A noticeable separation in the direction of clubs and the ARU was seen to have occurred. The ARU was seen to be more focussed on the success of the final product (the wallabies) rather than the interests of the primary inputs (the clubs).
This attitude was seen to be mirrored in the administration of the state unions. The result is that clubs are being neglected by both their state and national representatives.
The hesitance shown by state and national unions to assist with the funding of developing rugby in new regions contrasts sharply with the relative eagerness with which the games administrators direct money towards rugby league recruits. The following submission sums up the frustration in clubland on this issue.

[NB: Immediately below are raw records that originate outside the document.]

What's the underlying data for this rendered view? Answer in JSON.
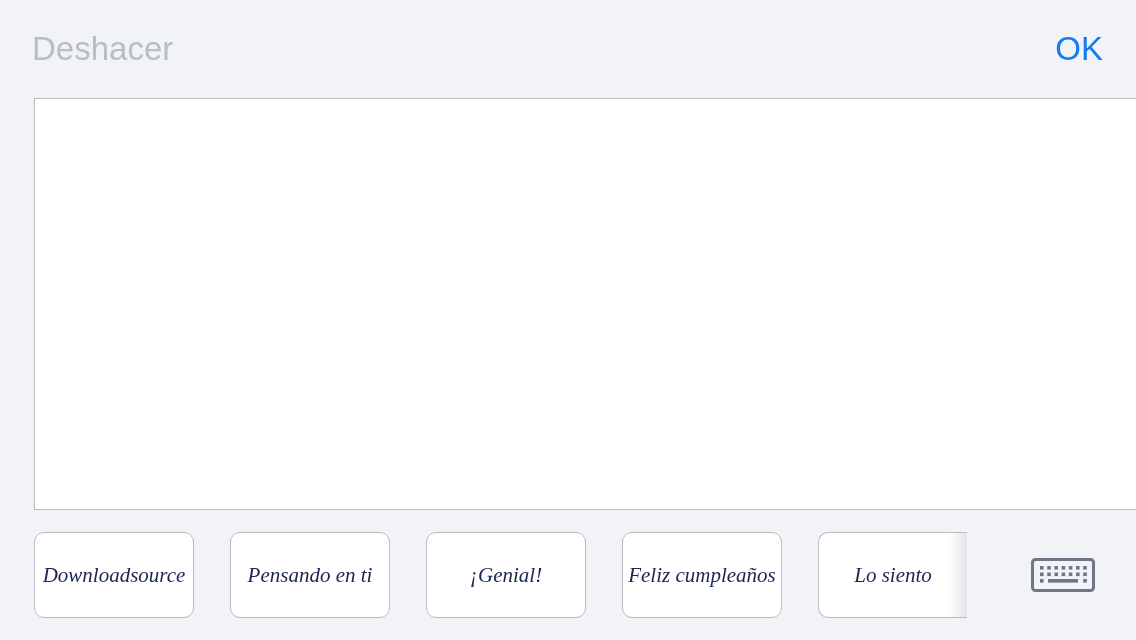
{
  "toolbar": {
    "undo": {
      "label": "Deshacer",
      "disabled": true
    },
    "done": {
      "label": "OK"
    }
  },
  "saved_phrases": [
    {
      "text": "Downloadsource",
      "cut_off": false
    },
    {
      "text": "Pensando en ti",
      "cut_off": false
    },
    {
      "text": "¡Genial!",
      "cut_off": false
    },
    {
      "text": "Feliz cumpleaños",
      "cut_off": false
    },
    {
      "text": "Lo siento",
      "cut_off": true
    }
  ]
}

“The NSWRU had committed to funding the Illawariors in last year’s Shute Shield, which was then the prelim to the Toohey’s New Cup. They professed their desire to continue this funding and commitment to the team for a number of years. They also said we could be part of the full season this year, which is now the Tooheys New Shute Shield. However, come November last year they indicated they would not provide any funding to us for the year as they had originally promised. At that stage, we were trying to actively recruit and retain promising players, some of whom were getting courted by the likes of Randwick and Gordon with guaranteed pay checks. This made it tough for us to keep some of our core guys from last year because we couldn’t give them that guarantee, while the NSWRU weren’t living up to their financial commitment. It took a lot of argie bargie and threats from us to pull out all together, for the NSWRU to come back to the table for us. In short, they tried everything to get out of their commitment, but when they realised they would look silly if we pulled out after the draw was already finalised, and knowing that we would be vocal about our reasons they finally came good.”
Whilst the above case specifically involves the NSWRU, it was pointed out that surely the development of rugby in Australia falls under the ARU’s scope.
Perhaps the saddest story told by respondents was that of the neglected efforts of those tying to establish rugby in Sydney’s West, particularly Penrith. In an area with such a strong sporting tradition and with such strong links to the rugby loving Pacific Islands, the ARU’s lack of action is negligent.
An integrated system with stronger ties between clubs and Super 14 teams was suggested. Most widely commented upon was the apparent lack of a unified and inclusive strategy that oversees the running of the game through schools, juniors and club level into the representative arena. If this strategy currently exists it is felt that it is not being successful.
The formation of the APC was not seen to be helping the cause of clubs and threatened to spread under-funded resources even further.
The ARU was encouraged to continue its commitment to developing the laws of the game with a focus on favouring the attacking team whilst maintaining rugby’s continual contest for possession.